O Sistema Único de Saúde (SUS), pelo Ministério da Saúde, e demais autoridades sanitárias federativas, vem mostrando a sua importância há 31 anos e agora, frente a situação do coronavírus, responde de modo eficiente ao risco epidêmico; por ser um sistema de saúde de responsabilidades estatais descentralizadas, com serviços em 5.570 municípios e em 27 estados, estará colocado em evidência em caso de uma epidemia, e dependendo de suas respostas assistenciais (prestacionais) à população, ensejará discussões, fundadas na realidade dos serviços para o seu fortalecimento, porque sem o SUS o país jamais teria condições de enfrentar tal risco sanitário, lembrando que novos vírus surgirão, novos riscos, mutações, doenças, que muito exigirão do sistema público de saúde num mundo globalizado e num país que envelhece a passos largos.

Em nível global é uma oportunidade para se debater nos organismos internacionais de governança da saúde a necessidade de os estados-partes contarem com sistemas universais de saúde, em especial pelas desigualdades que se aprofundam dia a dia. Em nível nacional, cabe ao Brasil reconhecer e reafirmar a importância do SUS, e a depender de sua capacidade de resposta em circunstâncias emergenciais como as de agora, discutir com maturidade e compromisso político-social, as suas carências frente ao seu preocupante desfinanciamento que afetará a todos, com ou sem novas epidemias.

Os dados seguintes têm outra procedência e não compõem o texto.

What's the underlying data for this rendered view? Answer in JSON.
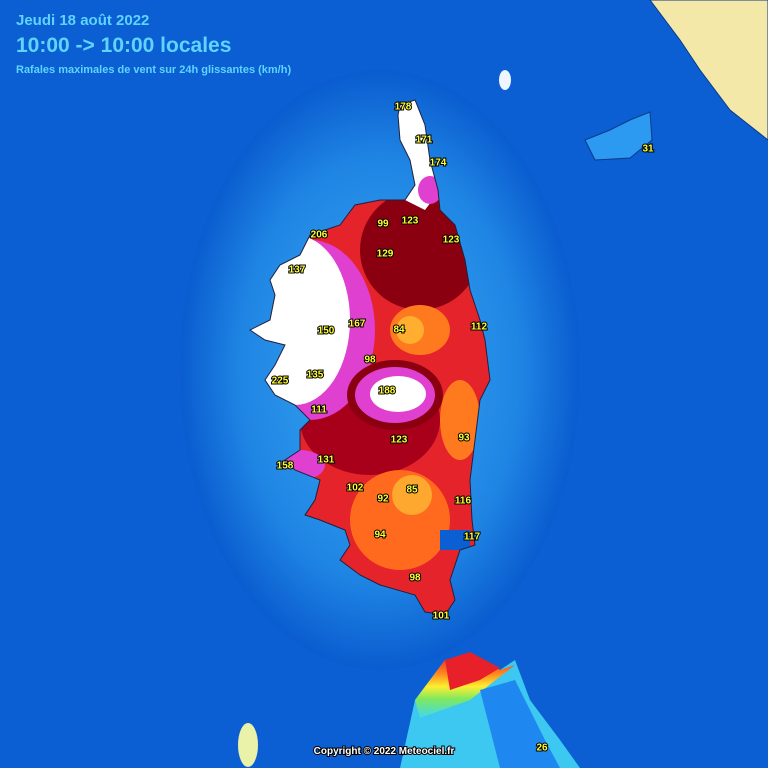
{
  "header": {
    "date": "Jeudi 18 août 2022",
    "period": "10:00 -> 10:00 locales",
    "subtitle": "Rafales maximales de vent sur 24h glissantes (km/h)"
  },
  "stations": [
    {
      "value": 178
    },
    {
      "value": 171
    },
    {
      "value": 174
    },
    {
      "value": 99
    },
    {
      "value": 123
    },
    {
      "value": 123
    },
    {
      "value": 206
    },
    {
      "value": 129
    },
    {
      "value": 137
    },
    {
      "value": 167
    },
    {
      "value": 150
    },
    {
      "value": 84
    },
    {
      "value": 112
    },
    {
      "value": 98
    },
    {
      "value": 225
    },
    {
      "value": 135
    },
    {
      "value": 188
    },
    {
      "value": 111
    },
    {
      "value": 123
    },
    {
      "value": 93
    },
    {
      "value": 158
    },
    {
      "value": 131
    },
    {
      "value": 102
    },
    {
      "value": 92
    },
    {
      "value": 85
    },
    {
      "value": 116
    },
    {
      "value": 94
    },
    {
      "value": 117
    },
    {
      "value": 98
    },
    {
      "value": 101
    },
    {
      "value": 31
    },
    {
      "value": 26
    }
  ],
  "footer": {
    "copyright": "Copyright © 2022 Meteociel.fr"
  }
}
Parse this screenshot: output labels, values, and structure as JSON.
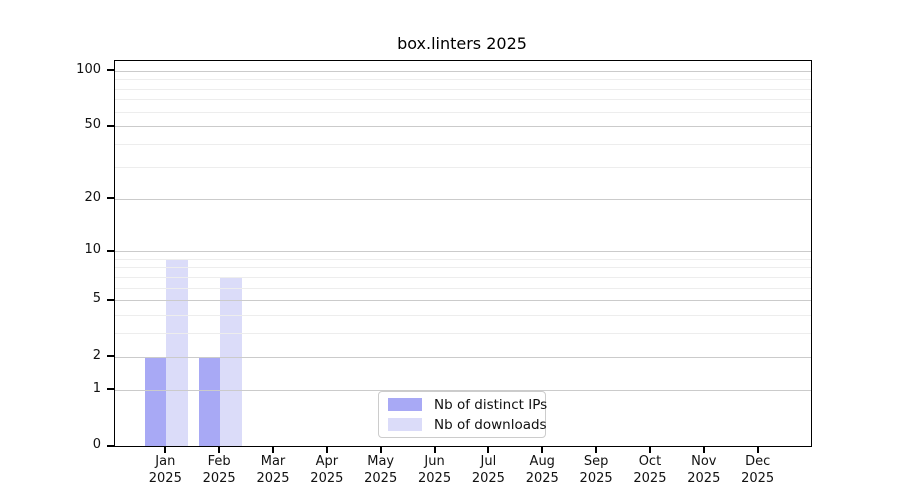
{
  "title": "box.linters 2025",
  "chart_data": {
    "type": "bar",
    "categories": [
      "Jan",
      "Feb",
      "Mar",
      "Apr",
      "May",
      "Jun",
      "Jul",
      "Aug",
      "Sep",
      "Oct",
      "Nov",
      "Dec"
    ],
    "year": "2025",
    "series": [
      {
        "name": "Nb of distinct IPs",
        "color": "#a8a9f5",
        "values": [
          2,
          2,
          0,
          0,
          0,
          0,
          0,
          0,
          0,
          0,
          0,
          0
        ]
      },
      {
        "name": "Nb of downloads",
        "color": "#dbdcf9",
        "values": [
          9,
          7,
          0,
          0,
          0,
          0,
          0,
          0,
          0,
          0,
          0,
          0
        ]
      }
    ],
    "scale": "log1p",
    "ylim": [
      0,
      113
    ],
    "y_major_ticks": [
      0,
      1,
      2,
      5,
      10,
      20,
      50,
      100
    ],
    "y_minor_ticks": [
      3,
      4,
      6,
      7,
      8,
      9,
      30,
      40,
      60,
      70,
      80,
      90
    ],
    "grid": true,
    "legend_position": "lower center inside",
    "axis_color": "#000000",
    "grid_major_color": "#cbcbcb",
    "grid_minor_color": "#ededed"
  }
}
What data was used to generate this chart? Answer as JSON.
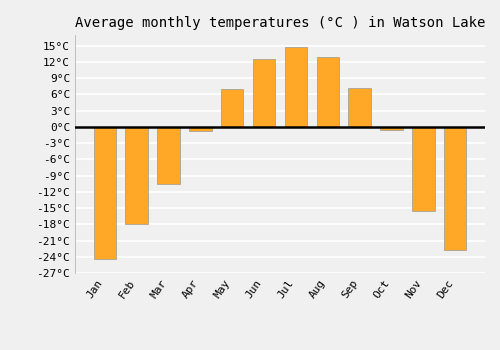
{
  "title": "Average monthly temperatures (°C ) in Watson Lake",
  "months": [
    "Jan",
    "Feb",
    "Mar",
    "Apr",
    "May",
    "Jun",
    "Jul",
    "Aug",
    "Sep",
    "Oct",
    "Nov",
    "Dec"
  ],
  "values": [
    -24.5,
    -18.0,
    -10.5,
    -0.8,
    7.0,
    12.5,
    14.8,
    13.0,
    7.2,
    -0.5,
    -15.5,
    -22.8
  ],
  "bar_color": "#FFA726",
  "bar_edge_color": "#999999",
  "ylim": [
    -27,
    17
  ],
  "yticks": [
    -27,
    -24,
    -21,
    -18,
    -15,
    -12,
    -9,
    -6,
    -3,
    0,
    3,
    6,
    9,
    12,
    15
  ],
  "ytick_labels": [
    "-27°C",
    "-24°C",
    "-21°C",
    "-18°C",
    "-15°C",
    "-12°C",
    "-9°C",
    "-6°C",
    "-3°C",
    "0°C",
    "3°C",
    "6°C",
    "9°C",
    "12°C",
    "15°C"
  ],
  "background_color": "#f0f0f0",
  "grid_color": "#ffffff",
  "title_fontsize": 10,
  "tick_fontsize": 8,
  "bar_width": 0.7
}
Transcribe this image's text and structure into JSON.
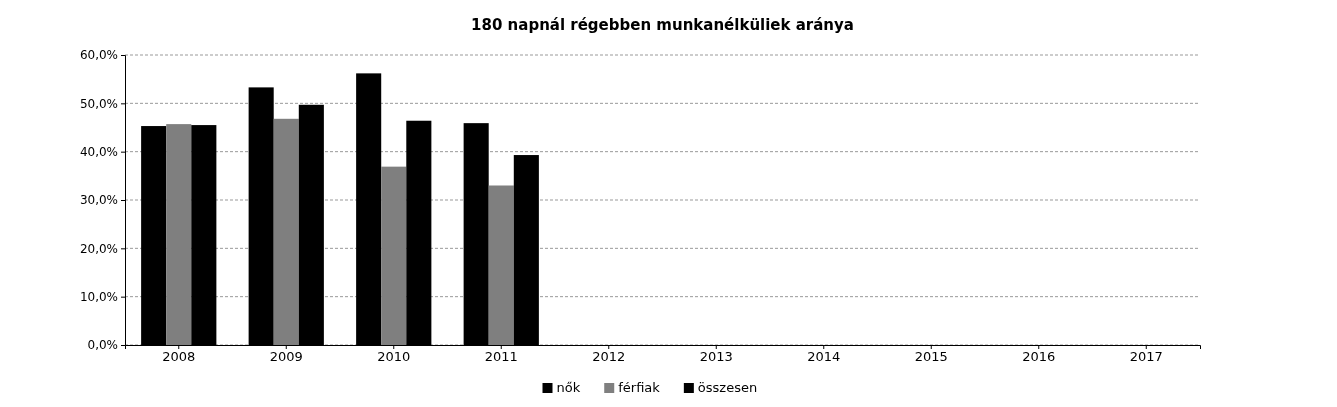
{
  "chart_data": {
    "type": "bar",
    "title": "180 napnál régebben munkanélküliek aránya",
    "categories": [
      "2008",
      "2009",
      "2010",
      "2011",
      "2012",
      "2013",
      "2014",
      "2015",
      "2016",
      "2017"
    ],
    "series": [
      {
        "name": "nők",
        "color": "#000000",
        "values": [
          45.3,
          53.3,
          56.2,
          45.9,
          null,
          null,
          null,
          null,
          null,
          null
        ]
      },
      {
        "name": "férfiak",
        "color": "#7f7f7f",
        "values": [
          45.7,
          46.8,
          36.9,
          33.0,
          null,
          null,
          null,
          null,
          null,
          null
        ]
      },
      {
        "name": "összesen",
        "color": "#000000",
        "values": [
          45.5,
          49.7,
          46.4,
          39.3,
          null,
          null,
          null,
          null,
          null,
          null
        ]
      }
    ],
    "ylim": [
      0,
      60
    ],
    "yticks": [
      {
        "value": 0,
        "label": "0,0%"
      },
      {
        "value": 10,
        "label": "10,0%"
      },
      {
        "value": 20,
        "label": "20,0%"
      },
      {
        "value": 30,
        "label": "30,0%"
      },
      {
        "value": 40,
        "label": "40,0%"
      },
      {
        "value": 50,
        "label": "50,0%"
      },
      {
        "value": 60,
        "label": "60,0%"
      }
    ],
    "grid": "y",
    "legend": "bottom"
  }
}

O subfinanciamento da saúde brasileira é fato público e notório, sendo que o seu desfinanciamento, iniciado a partir da EC 95, vem se tornando também público, com o próprio Tesouro Nacional[4] identificando perdas na ordem de 9 bilhões de reais, em 2019. Uma oportunidade para as autoridades sanitárias demonstrarem à área econômica do governo, a urgente necessidade de se aportar mais recursos e romper com a EC 95, que impõe perdas de vidas, agravos à saúde e ampliação do risco sanitário. A própria OCDE (Organização para a Cooperação e Desenvolvimento Econômico)[5] reconhece que o surto do coronavírus causará uma recessão global e que saúde é essencial para o desenvolvimento econômico. Infelizmente, é preciso, muitas vezes, crises sanitárias, para o Estado deixar a cegueira do não reconhecimento de que acima dos mercados estão a vida e a saúde das pessoas.


Referências
[1] Coronavírus. Drauzio Varela. Folha de S.P. 1.3.2010. Ilustrada.
[2] Sistema de saúde será tema crucial para definir rival de Trump. Diogo Bercito. Folha de S.P. 28.2.2020. Mundo.
[3] Romero, LC. Saúde & Política. Brasília: Outubro edições. 2019.
[4] “Saúde deixou de receber 9 bilhões em 2019 devido à regra do teto do gastos, mostra Tesouro Nacional”. G1.globo.com
[5]“Coronavírus pode gerar nova recessão global, alerta OCDE”. Folha de S. Paulo, 3.3.2020. Mercado.


Lenir Santos, atual presidente do Idisa, advogada em gestão pública e direito sanitário; doutora em saúde pública pela Unicamp e professora colaboradora da Unicamp.